In summary, the future of genetic medicine and gene therapy is extremely bright. Innovations in the design and engineering of vectors, transgenes, and promoter elements are revolutionizing the field. Customized immunomodulatory regimens are also enhancing the safety, efficacy, and re-dosing feasibility of gene therapy. These innovations will expand the potential of gene therapy to hundreds of thousands of patients with large market, complex diseases.

About the Author

David Kirn, M.D., is co-founder and CEO of 4D Molecular Therapeutics (4DMT), a clinical-stage biopharma company inventing and developing innovative products to unlock the full potential of genetic medicine to treat large market diseases. Dr. Kirn is also Adjunct Professor of Bioengineering and Molecular & Cellular Biology at UC Berkeley.

Over his 30-year career, Dr. Kirn has co-founded and been CEO of four viral vector-based genetic medicines companies, three of which to date were either acquired or went public. Dr. Kirn also held senior clinical research and development positions at Onyx Pharmaceuticals (VP) and Celgene (SVP), and was a senior advisor to Novartis, Bayer, Pfizer, Biogen and others in the genetic medicines field.

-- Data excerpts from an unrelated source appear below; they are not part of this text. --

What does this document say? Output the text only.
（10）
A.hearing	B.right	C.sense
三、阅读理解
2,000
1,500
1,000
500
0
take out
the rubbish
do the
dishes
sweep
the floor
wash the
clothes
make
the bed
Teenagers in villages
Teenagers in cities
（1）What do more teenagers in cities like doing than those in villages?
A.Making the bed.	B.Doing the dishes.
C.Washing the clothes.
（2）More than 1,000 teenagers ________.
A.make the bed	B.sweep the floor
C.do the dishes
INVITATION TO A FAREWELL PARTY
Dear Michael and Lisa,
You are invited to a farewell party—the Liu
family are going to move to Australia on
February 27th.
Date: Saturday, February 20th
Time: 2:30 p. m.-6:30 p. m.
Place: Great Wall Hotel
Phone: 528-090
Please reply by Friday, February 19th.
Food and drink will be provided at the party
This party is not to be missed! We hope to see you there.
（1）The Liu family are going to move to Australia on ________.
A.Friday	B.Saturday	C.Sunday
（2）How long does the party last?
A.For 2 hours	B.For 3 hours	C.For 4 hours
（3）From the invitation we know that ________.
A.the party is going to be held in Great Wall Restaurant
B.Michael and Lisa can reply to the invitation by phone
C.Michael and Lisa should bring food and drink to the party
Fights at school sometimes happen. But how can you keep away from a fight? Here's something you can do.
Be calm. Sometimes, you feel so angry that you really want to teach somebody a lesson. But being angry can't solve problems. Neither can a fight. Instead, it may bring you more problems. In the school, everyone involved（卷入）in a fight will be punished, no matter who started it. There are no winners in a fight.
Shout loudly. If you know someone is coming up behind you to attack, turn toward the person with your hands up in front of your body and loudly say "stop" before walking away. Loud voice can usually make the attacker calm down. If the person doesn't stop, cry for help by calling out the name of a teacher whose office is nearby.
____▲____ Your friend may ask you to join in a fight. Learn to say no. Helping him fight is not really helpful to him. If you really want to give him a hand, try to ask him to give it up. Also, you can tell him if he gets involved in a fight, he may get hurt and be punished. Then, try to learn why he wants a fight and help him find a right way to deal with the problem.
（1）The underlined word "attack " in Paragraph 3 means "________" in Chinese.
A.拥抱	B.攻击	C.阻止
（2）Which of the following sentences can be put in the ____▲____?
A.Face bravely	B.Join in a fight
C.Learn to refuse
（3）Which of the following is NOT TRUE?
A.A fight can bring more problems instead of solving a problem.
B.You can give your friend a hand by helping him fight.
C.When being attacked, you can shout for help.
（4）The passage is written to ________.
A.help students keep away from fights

Dr. Kirn received a BA in Physiology (Departmental Citation; Phi Beta Kappa) from UC Berkeley in 1985, an MD (Alpha Omega Alpha) from UC San Francisco Medical School in 1989 and completed internal medicine residency training at Harvard Medical School, Brigham and Women’s Hospital (including a term as Chief Medical Resident at affiliated VA hospital). He has also completed hematology-oncology and clinical research fellowships at UC San Francisco and completed a certificate of business excellence from the Haas Business School at UC Berkeley. In 2013, he was awarded the Johnson & Johnson Entrepreneur Innovator award from the J&J Innovation Center.